In parts I and II, we imported data from the PBDB navigator and loaded it into Jupyter notebook. We cleaned the data by renaming columns, selecting the data columns of interest, and making the time scale of our entries coarser and easier to work with in the future. While we cleaned our data, we also performed some elementary exploratory analysis such as looking at the most common type of fossil specimen, the state with the most fossil counts, and the dinosaur count by era. We discovered that the data we’re using not only contains dinosaur fossils, but fossils of their descendents, including some that are still living to this day!

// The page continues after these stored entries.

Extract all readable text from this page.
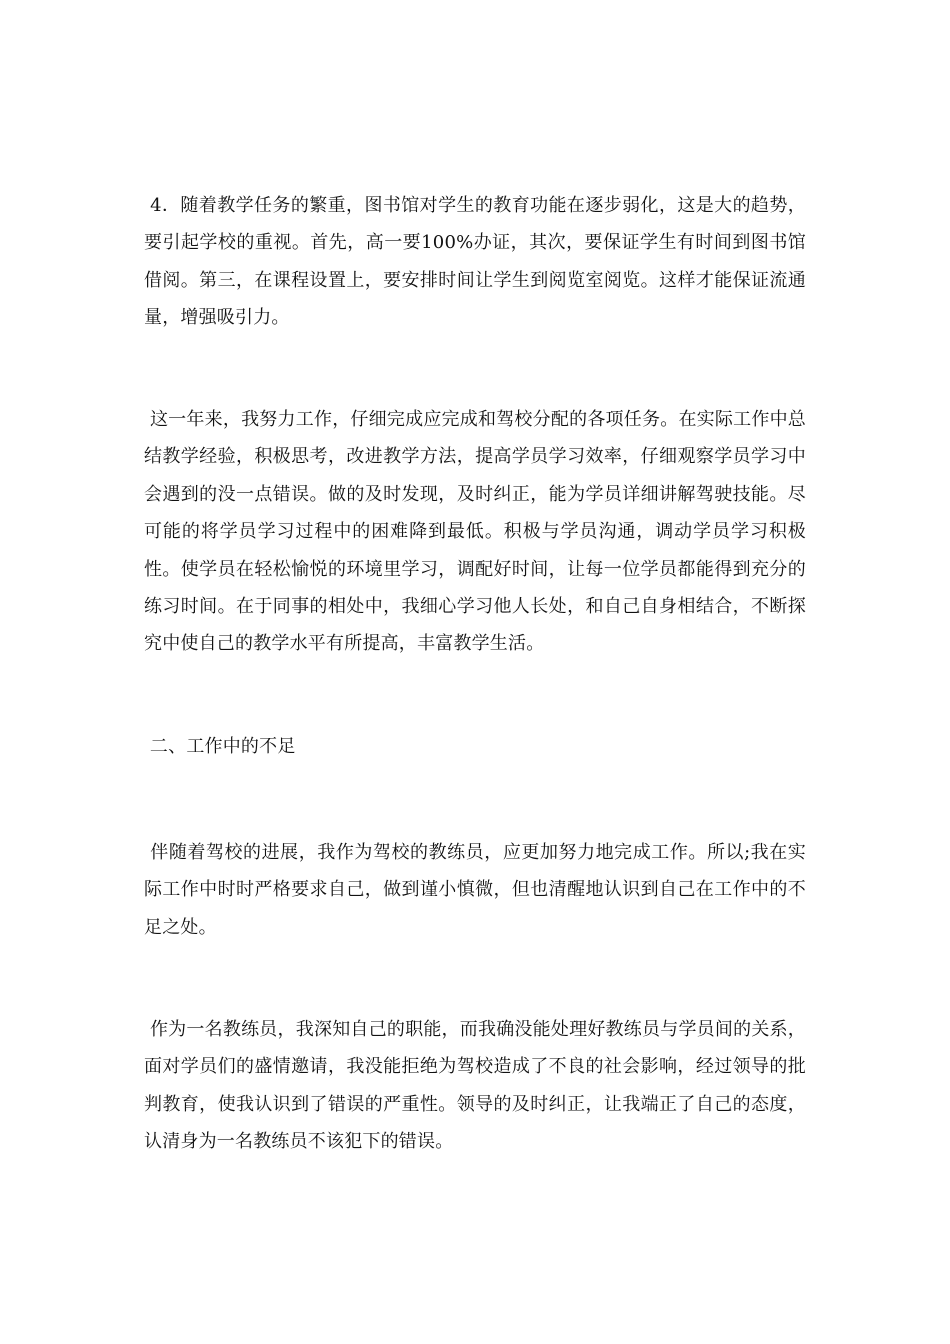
4．随着教学任务的繁重，图书馆对学生的教育功能在逐步弱化，这是大的趋势，要引起学校的重视。首先，高一要100%办证，其次，要保证学生有时间到图书馆借阅。第三，在课程设置上，要安排时间让学生到阅览室阅览。这样才能保证流通量，增强吸引力。

这一年来，我努力工作，仔细完成应完成和驾校分配的各项任务。在实际工作中总结教学经验，积极思考，改进教学方法，提高学员学习效率，仔细观察学员学习中会遇到的没一点错误。做的及时发现，及时纠正，能为学员详细讲解驾驶技能。尽可能的将学员学习过程中的困难降到最低。积极与学员沟通，调动学员学习积极性。使学员在轻松愉悦的环境里学习，调配好时间，让每一位学员都能得到充分的练习时间。在于同事的相处中，我细心学习他人长处，和自己自身相结合，不断探究中使自己的教学水平有所提高，丰富教学生活。

二、工作中的不足

伴随着驾校的进展，我作为驾校的教练员，应更加努力地完成工作。所以;我在实际工作中时时严格要求自己，做到谨小慎微，但也清醒地认识到自己在工作中的不足之处。

作为一名教练员，我深知自己的职能，而我确没能处理好教练员与学员间的关系，面对学员们的盛情邀请，我没能拒绝为驾校造成了不良的社会影响，经过领导的批判教育，使我认识到了错误的严重性。领导的及时纠正，让我端正了自己的态度，认清身为一名教练员不该犯下的错误。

Here are some key take-aways from this part of our exploration:

  1. Defining functions are key in making data cleaning easier. By defining our function change_geog(), we were able to easily rename our time scales in both our dinosaur data and our plant data.
  2. Exploratory analysis is crucial to understanding what kind of data you’re working with. After I initially selected to work with the Dinosauria on the PBDB navigator, I assumed I would be receiving traditional dinosaur fossils from the Mezosoic era. Exploratory analysis helped me discover that there were data points that occurred later in the geologic time scale.

Now that we’ve cleaned our data and understand what we’re working with, we’re ready to perform further analysis and visualization! Let’s export our important data in the form of an hdf file for further use.